Flathead ski history, WWII exhibit get funding boost

Tuesday, March 24, 2020

KALISPELL (AP) — More than 75 years ago, the 10th Mountain Division was deployed to Europe to help liberate Italy in the final months of World War II. But its influence on history continued long after the war ended. Hundreds of soldiers from the Tenth went on to play major roles in the world of sports, conservation and recreation. One became the first executive director of the Sierra Club. Another had a hand in creating one of the world’s largest footwear companies, Nike.

Still others helped build ski resorts from Vermont to Montana, including the Flathead Valley’s own Whitefish Mountain Resort.

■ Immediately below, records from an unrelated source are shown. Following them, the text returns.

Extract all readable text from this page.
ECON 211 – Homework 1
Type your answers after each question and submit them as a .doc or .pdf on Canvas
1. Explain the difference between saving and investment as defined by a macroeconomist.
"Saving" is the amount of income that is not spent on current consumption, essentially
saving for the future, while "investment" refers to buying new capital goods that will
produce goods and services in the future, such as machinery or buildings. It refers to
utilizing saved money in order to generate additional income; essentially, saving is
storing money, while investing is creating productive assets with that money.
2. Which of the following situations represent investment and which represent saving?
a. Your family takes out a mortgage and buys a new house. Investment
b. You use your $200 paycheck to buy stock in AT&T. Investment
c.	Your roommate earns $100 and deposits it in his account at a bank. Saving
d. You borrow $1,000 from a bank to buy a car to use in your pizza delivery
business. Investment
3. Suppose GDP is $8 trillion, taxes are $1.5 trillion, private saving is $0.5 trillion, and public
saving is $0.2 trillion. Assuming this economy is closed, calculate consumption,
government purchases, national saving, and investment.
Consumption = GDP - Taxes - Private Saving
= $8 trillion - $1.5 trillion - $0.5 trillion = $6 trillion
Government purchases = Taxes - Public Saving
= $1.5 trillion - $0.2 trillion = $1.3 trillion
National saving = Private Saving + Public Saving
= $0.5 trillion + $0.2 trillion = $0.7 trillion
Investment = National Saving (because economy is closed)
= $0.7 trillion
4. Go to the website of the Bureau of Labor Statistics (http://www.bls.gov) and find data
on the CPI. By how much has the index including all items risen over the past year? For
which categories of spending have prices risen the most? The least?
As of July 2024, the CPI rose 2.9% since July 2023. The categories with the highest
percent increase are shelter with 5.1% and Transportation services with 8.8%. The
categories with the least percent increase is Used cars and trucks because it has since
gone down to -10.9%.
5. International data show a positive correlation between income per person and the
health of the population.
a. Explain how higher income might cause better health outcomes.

To honor the legacy, the Whitefish Ski Heritage Center Museum was recently awarded a grant to help fund a new multi-media exhibit honoring the 10th Mountain Division from World War II and celebrate its impact on skiing history in the United States and in the Flathead Valley. The exhibit will commemorate the legacy of the 10th Mountain Division, the Montanans who served, their heroism in World War II, and the post-war impact of its veterans in building and reshaping the entire ski and outdoor industry in America.

“This is really exciting news for the Ski Heritage Center,” Tim Hinderman, the Ski Heritage Center Museum’s director, told the Flathead Beacon. “Veterans of the 10th Mountain Division played an important role in shaping the history of skiing on Big Mountain and throughout the country. We have envisioned this exhibit as a cornerstone of our Center from day one.”

The original 10th Mountain Division was formed in November 1941. It was the only U.S. military unit since the Civil War to be recruited by a civilian entity, the National Ski Patrol. Many of its soldiers were skiers, as well as forest rangers, lumberjacks, outfitters and guides — anyone self-sufficient in the outdoors in all seasons was recruited. The division was re-designated the 10th Mountain Division in 1944 and fought in some of the roughest terrain in World War II, including a series of daring assaults against the German army in the northern Apennine Mountains of Italy.

After the war, 10th Mountain Division veterans returning home wasted no time reshaping America’s ski industry and the outdoor recreational industry in general. They published ski magazines, opened ski schools, and established ski areas, including Vail, Aspen, Sugarbush, Whiteface Mountain and others. At least 62 ski resorts have been founded, managed, or employed head ski instructors that were 10th Mountain Division veterans.